Here is an excellent example from Nashua Nutrition. On their Contact Us page, you’ll find clear information about their operating hours and holiday closure updates. They also explain how they provide curbside order pick-up for local customers.
Besides the Contact Us page, you can also show your SLA on live chat, FAQ page, Help Center, or even on the header as Trimleaf does:
5. Outline Your Procedures for SLA Breaches
Your website might experience a crash, or you might forget to get back to a customer with a response. Your SLA should outline what you’ll do if these critical issues happen.
When you’re transparent about your service, you build your credibility, and customers trust you more.
How to Follow SLA in Your Helpdesk
Once you’ve created your SLA and shared it with your customers, you should take further steps to track SLA tickets effectively. Doing that will ensure you give customer answers on time and deliver what you promised in your SLA.
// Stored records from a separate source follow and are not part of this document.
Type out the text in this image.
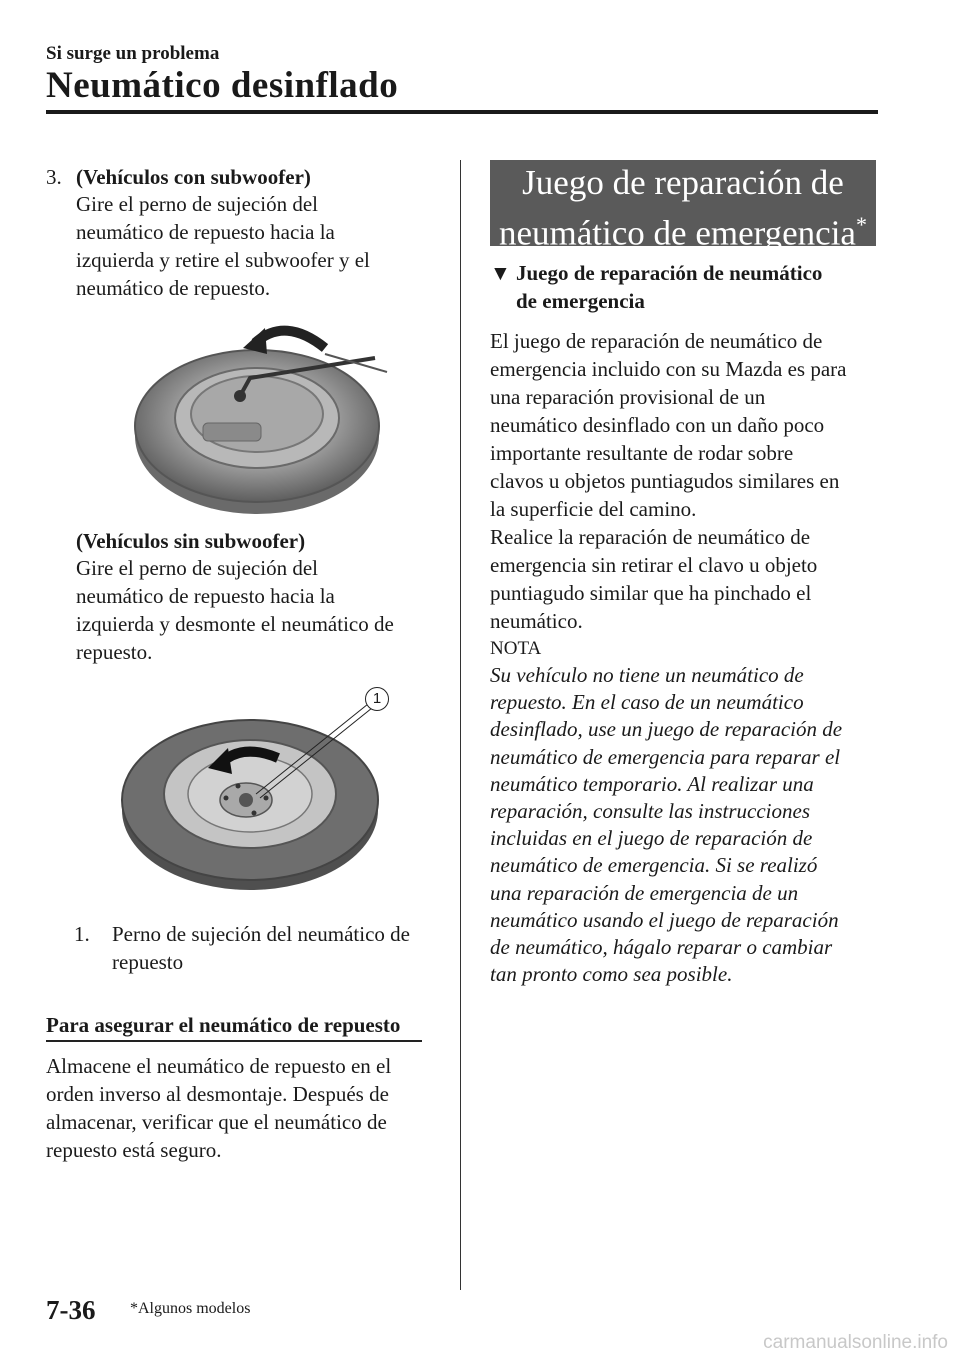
Si surge un problema
Neumático desinflado
3. (Vehículos con subwoofer)
Gire el perno de sujeción del
neumático de repuesto hacia la
izquierda y retire el subwoofer y el
neumático de repuesto.
(Vehículos sin subwoofer)
Gire el perno de sujeción del
neumático de repuesto hacia la
izquierda y desmonte el neumático de
repuesto.
1
1. Perno de sujeción del neumático de
repuesto
Para asegurar el neumático de repuesto
Almacene el neumático de repuesto en el
orden inverso al desmontaje. Después de
almacenar, verificar que el neumático de
repuesto está seguro.
Juego de reparación de
neumático de emergencia*
▼ Juego de reparación de neumático
de emergencia
El juego de reparación de neumático de
emergencia incluido con su Mazda es para
una reparación provisional de un
neumático desinflado con un daño poco
importante resultante de rodar sobre
clavos u objetos puntiagudos similares en
la superficie del camino.
Realice la reparación de neumático de
emergencia sin retirar el clavo u objeto
puntiagudo similar que ha pinchado el
neumático.
NOTA
Su vehículo no tiene un neumático de
repuesto. En el caso de un neumático
desinflado, use un juego de reparación de
neumático de emergencia para reparar el
neumático temporario. Al realizar una
reparación, consulte las instrucciones
incluidas en el juego de reparación de
neumático de emergencia. Si se realizó
una reparación de emergencia de un
neumático usando el juego de reparación
de neumático, hágalo reparar o cambiar
tan pronto como sea posible.
7-36 *Algunos modelos
carmanualsonline.info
There are two ways to track SLA tickets.
First, do it manually. But this isn’t a good tactic as you have to keep an eye on your clock, inbox, messenger, and every ticket coming to you. It’s time-consuming and distracts you from doing other things.
A better way is to use a customer support help desk like Gorgias to track tickets, make priorities, and automate your answers to SLA requests.
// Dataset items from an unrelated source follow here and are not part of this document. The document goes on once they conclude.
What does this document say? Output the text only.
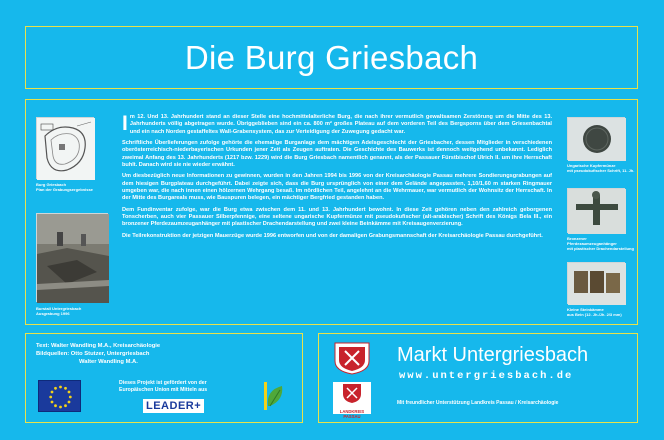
Die Burg Griesbach
Burg Griesbach
Plan der Grabungsergebnisse
Burstall Untergriesbach
Ausgrabung 1996

Im 12. Und 13. Jahrhundert stand an dieser Stelle eine hochmittelalterliche Burg, die nach ihrer vermutlich gewaltsamen Zerstörung um die Mitte des 13. Jahrhunderts völlig abgetragen wurde. Übriggeblieben sind ein ca. 800 m² großes Plateau auf dem vorderen Teil des Bergsporns über dem Griesenbachtal und ein nach Norden gestaffeltes Wall-Grabensystem, das zur Verteidigung der Zuwegung gedacht war.

Schriftliche Überlieferungen zufolge gehörte die ehemalige Burganlage dem mächtigen Adelsgeschlecht der Griesbacher, dessen Mitglieder in verschiedenen oberösterreichisch-niederbayerischen Urkunden jener Zeit als Zeugen auftraten. Die Geschichte des Bauwerks ist dennoch weitgehend unbekannt. Lediglich zweimal Anfang des 13. Jahrhunderts (1217 bzw. 1229) wird die Burg Griesbach namentlich genannt, als der Passauer Fürstbischof Ulrich II. um ihre Herrschaft buhlt. Danach wird sie nie wieder erwähnt.

Um diesbezüglich neue Informationen zu gewinnen, wurden in den Jahren 1994 bis 1996 von der Kreisarchäologie Passau mehrere Sondierungsgrabungen auf dem hiesigen Burgplateau durchgeführt. Dabei zeigte sich, dass die Burg ursprünglich von einer dem Gelände angepassten, 1,10/1,60 m starken Ringmauer umgeben war, die nach innen einen hölzernen Wehrgang besaß. Im nördlichen Teil, angelehnt an die Wehrmauer, war vermutlich der Wohnsitz der Herrschaft. In der Mitte des Burgareals muss, wie Bauspuren belegen, ein mächtiger Bergfried gestanden haben.

Dem Fundinventar zufolge, war die Burg etwa zwischen dem 11. und 13. Jahrhundert bewohnt. In diese Zeit gehören neben den zahlreich geborgenen Tonscherben, auch vier Passauer Silberpfennige, eine seltene ungarische Kupfermünze mit pseudokufischer (alt-arabischer) Schrift des Königs Bela III., ein bronzener Pferdezaumzeuganhänger mit plastischer Drachendarstellung und zwei kleine Beinkämme mit Kreisaugenverzierung.

Die Teilrekonstruktion der jetzigen Mauerzüge wurde 1996 entworfen und von der damaligen Grabungsmannschaft der Kreisarchäologie Passau durchgeführt.

Ungarische Kupfermünze
mit pseudokufischer Schrift, 11. Jh.
Bronzener Pferdezaumzeuganhänger
mit plastischer Drachendarstellung
Kleine Steinkämme
aus Bein (12. Jh./Jh. 2/3 mm)
Text: Walter Wandling M.A., Kreisarchäologie
Bildquellen: Otto Stutzer, Untergriesbach
Walter Wandling M.A.
Dieses Projekt ist gefördert von der Europäischen Union mit Mitteln aus
LEADER+	LANDKREIS PASSAU
Markt Untergriesbach
www.untergriesbach.de
Mit freundlicher Unterstützung Landkreis Passau / Kreisarchäologie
Gorgias allows you to prioritize SLA open tickets by segmenting them into different groups with Views and creating a separate SLA view section. Here’s exactly how you can perform these actions:
1. Use Views to Group SLA Open Tickets by the Last Message Received
To keep track of SLA open tickets, you can classify these tickets into different Views based on the time you’ve received them.
In Gorgias, a View is a list of tickets that match predefined filters – filters can be a tag, a status, or a channel.
Each View has three visibility settings:
- Public Views are shared with all agents.
- Shared Views are shared with specific agents or teams.
- Private Views are only accessible to a single agent.
Let’s say you want to create shared views for SLA open tickets, for example (note that you can change the time for each View depending on your SLA):
- View 1: Open > 12H, meaning tickets were made more than 12 hours ago.
- View 2: Open > 24H, meaning tickets were created more than 24 hours ago.
- View 3: 3 Days, meaning tickets were created more than 3 days.
You can get this done easily using filters “status=open” and “last received message.”
Learn more about views:
2. Create an SLA Section
On the navigation bar, you can create an SLA section and add SLA ticket views to it, making it easier to navigate to the ticket views you want from the dashboard.
Check out this detailed tutorial: Set up view sections.
Implement SLA for Your Ecommerce Business
When you’ve just launched your online store, SLA might not be on your priority list. But it is very important because it can be the difference between a good company and a great one. Therefore, if you want to delight your customers and sustain your business, you should pay attention to SLA from day one.